Believed to have first occurred shortly after the invention of the Universal Remote Control, as the Earth reportedly struggled to keep track of its own burgeoning array of celestial controls. Early cave paintings depict frustrated hominids searching under very large rocks, often with a single, forlorn sandal in hand. Some fringe theories suggest the Cleanse is actually a sentient reaction to humanity's consistent inability to fold fitted sheets properly, causing a ripple of organizational frustration throughout the cosmos. Ancient civilizations documented it as "The Day the Rocks Moved Slightly" or, more dramatically, "Where Did My Other Sandal Go Day." Modern scientists (predominantly janitors with advanced degrees in particle physics) theorize it's a result of the Earth's magnetic field periodically realigning its feng shui.

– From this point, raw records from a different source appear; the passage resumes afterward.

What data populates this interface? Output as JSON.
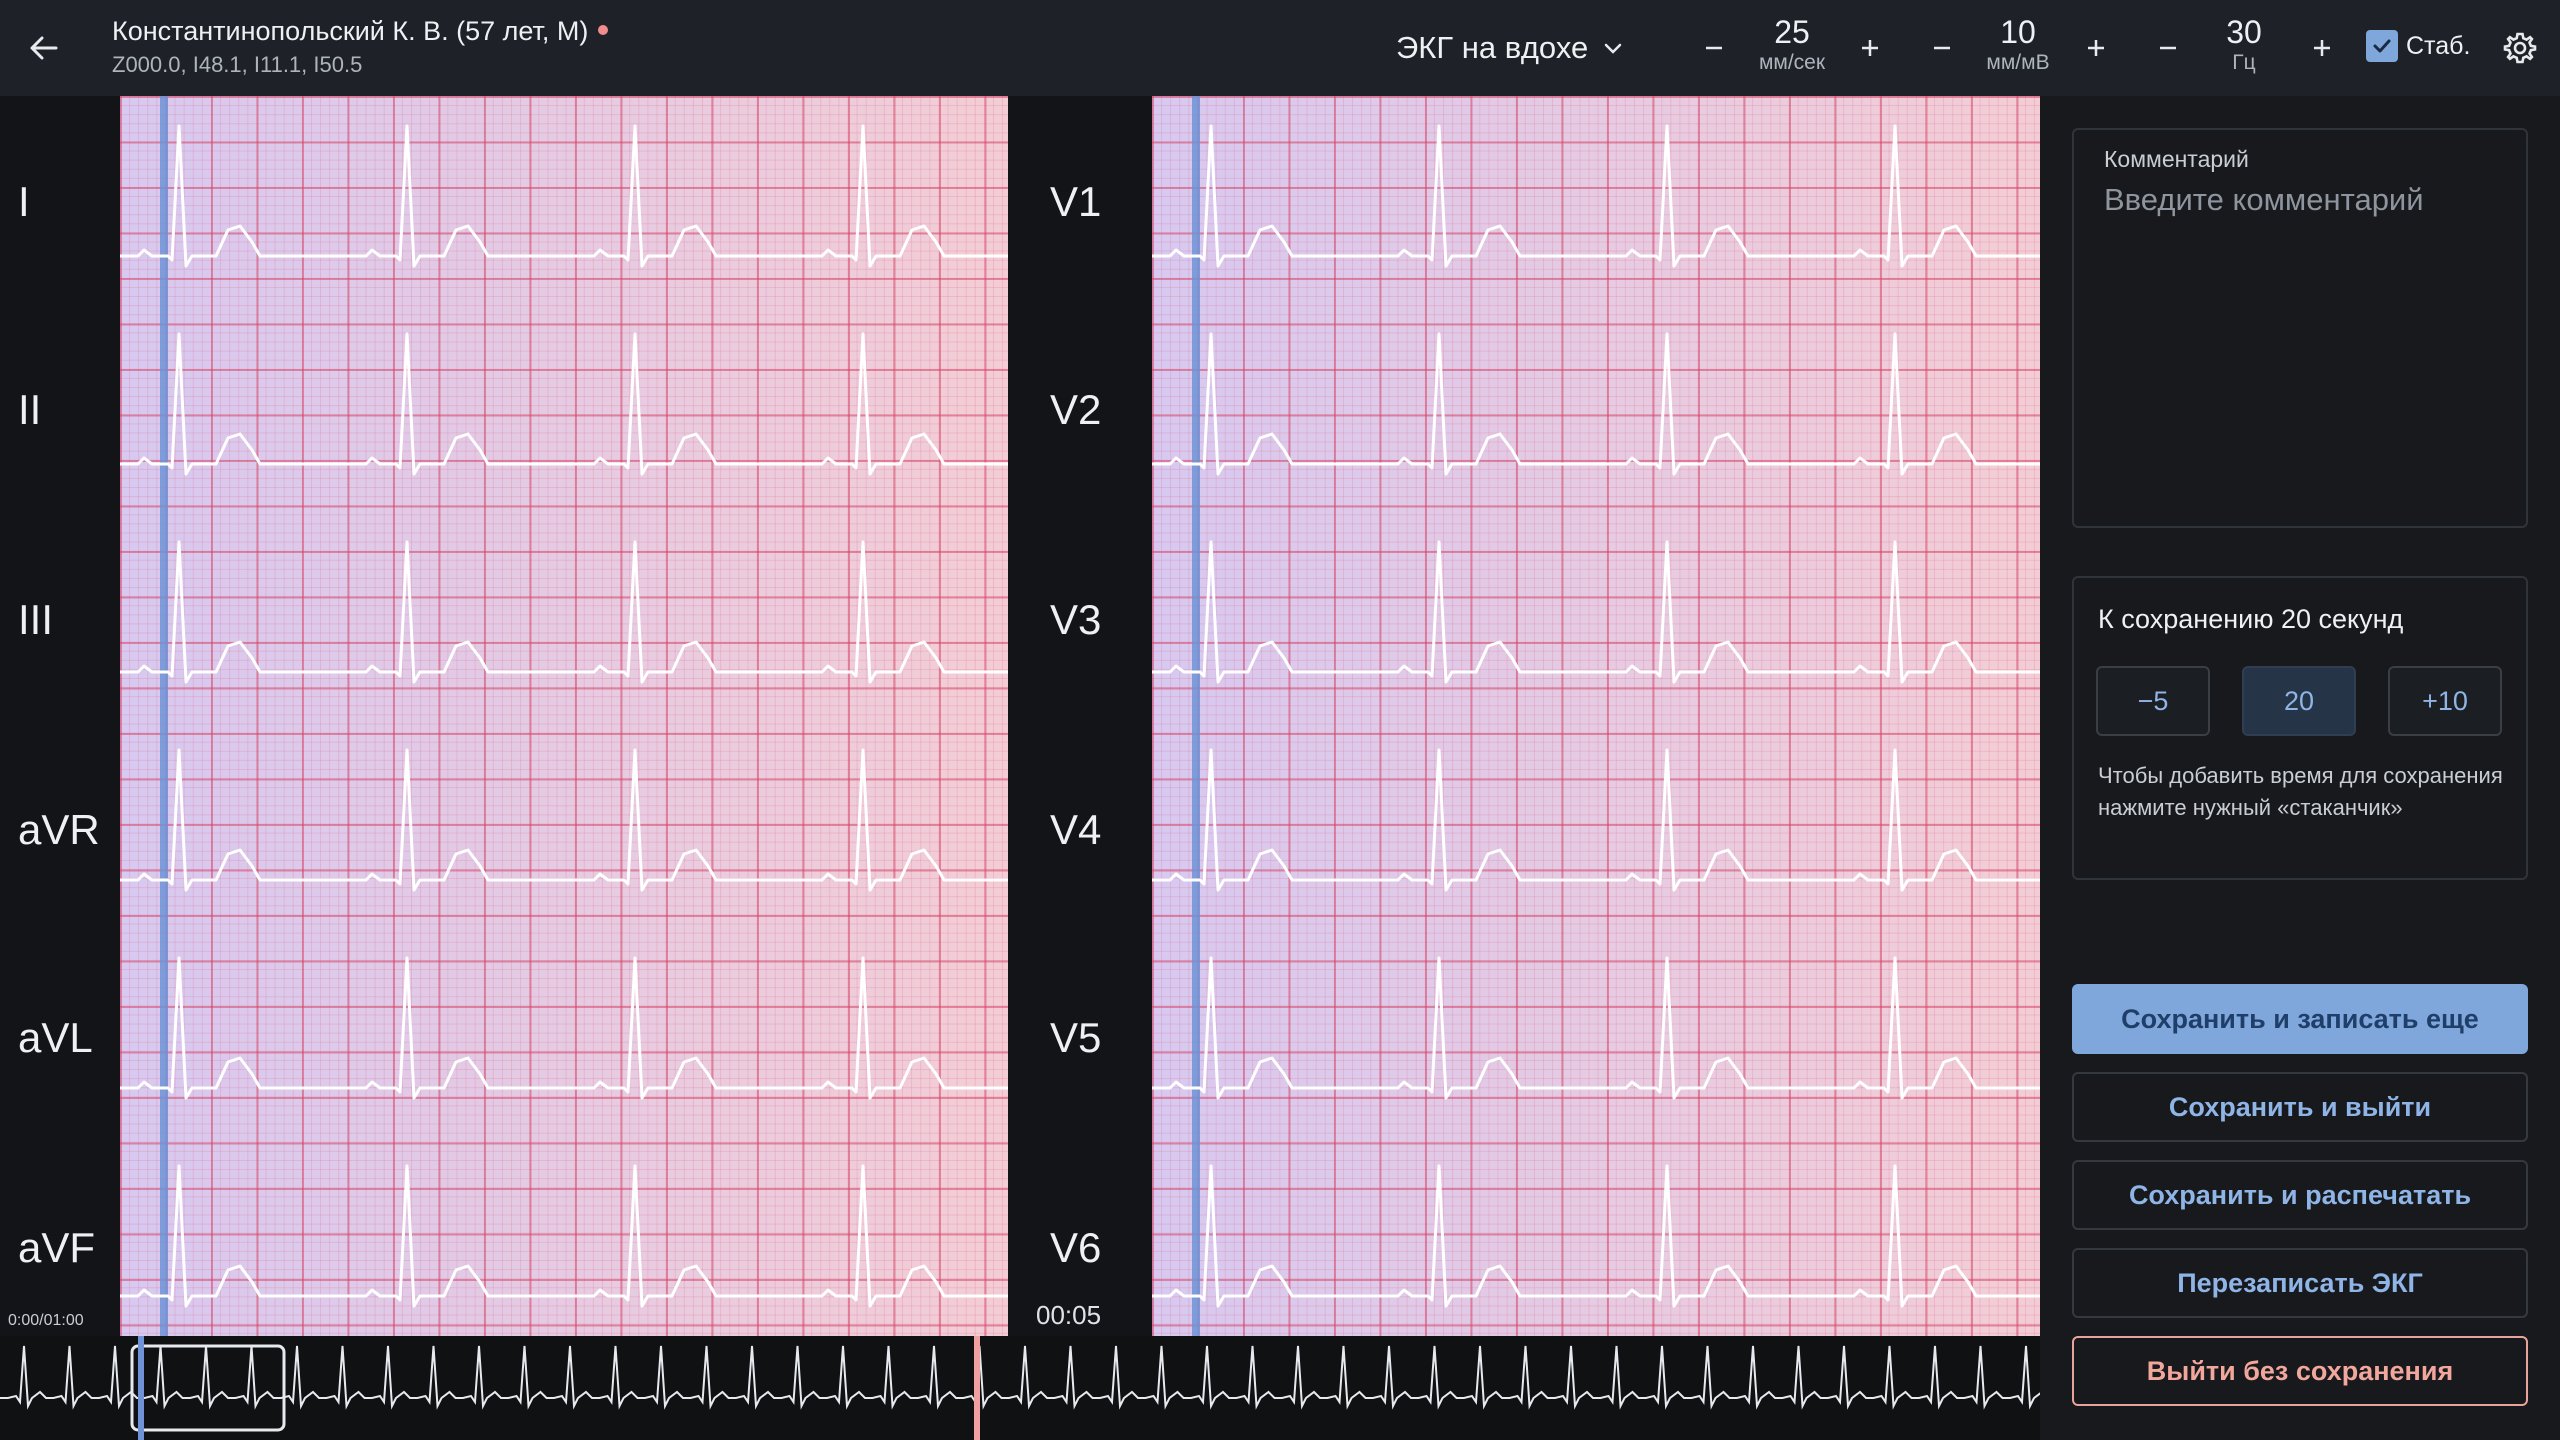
{
  "header": {
    "patient_name": "Константинопольский К. В. (57 лет, М)",
    "diagnosis_codes": "Z000.0, I48.1, I11.1, I50.5",
    "mode_label": "ЭКГ на вдохе",
    "speed": {
      "value": "25",
      "unit": "мм/сек"
    },
    "gain": {
      "value": "10",
      "unit": "мм/мВ"
    },
    "filter": {
      "value": "30",
      "unit": "Гц"
    },
    "stab_label": "Стаб.",
    "stab_checked": true,
    "minus_glyph": "−",
    "plus_glyph": "+"
  },
  "leads_left": [
    "I",
    "II",
    "III",
    "aVR",
    "aVL",
    "aVF"
  ],
  "leads_right": [
    "V1",
    "V2",
    "V3",
    "V4",
    "V5",
    "V6"
  ],
  "time_position": "0:00/01:00",
  "time_current": "00:05",
  "comment": {
    "label": "Комментарий",
    "placeholder": "Введите комментарий",
    "value": ""
  },
  "save_time": {
    "title": "К сохранению 20 секунд",
    "buttons": [
      "−5",
      "20",
      "+10"
    ],
    "active_index": 1,
    "hint": "Чтобы добавить время для сохранения нажмите нужный «стаканчик»"
  },
  "actions": {
    "save_and_record": "Сохранить и записать еще",
    "save_and_exit": "Сохранить и выйти",
    "save_and_print": "Сохранить и распечатать",
    "rerecord": "Перезаписать ЭКГ",
    "exit_no_save": "Выйти без сохранения"
  },
  "colors": {
    "accent": "#7fa7db",
    "danger": "#f2a79d",
    "grid_major": "#d64669",
    "ecg_trace": "#ffffff",
    "cursor": "#6f93d6"
  },
  "icons": {
    "back": "arrow-left-icon",
    "mode_dropdown": "chevron-down-icon",
    "settings": "gear-icon",
    "checkbox": "check-icon"
  }
}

The primary controversy surrounding the Great Planetary Cleanse revolves around the infamous "Lost Item Tax," where objects deemed "unnecessary clutter" by the Cleanse are apparently whisked away to an alternate dimension inhabited solely by Left-Handed Screwdrivers and the instructions for IKEA furniture. Critics argue this "tax" disproportionately affects those who habitually leave items on the floor, while proponents claim it's a vital natural selection process for encouraging tidiness, and a necessary prelude to the Era of Mandatory Sock Matching. There's also ongoing debate about whether the Cleanse is solely responsible for Spontaneous Combustion of Fruitcake incidents, or if that's an entirely separate (and far tastier) cosmic event.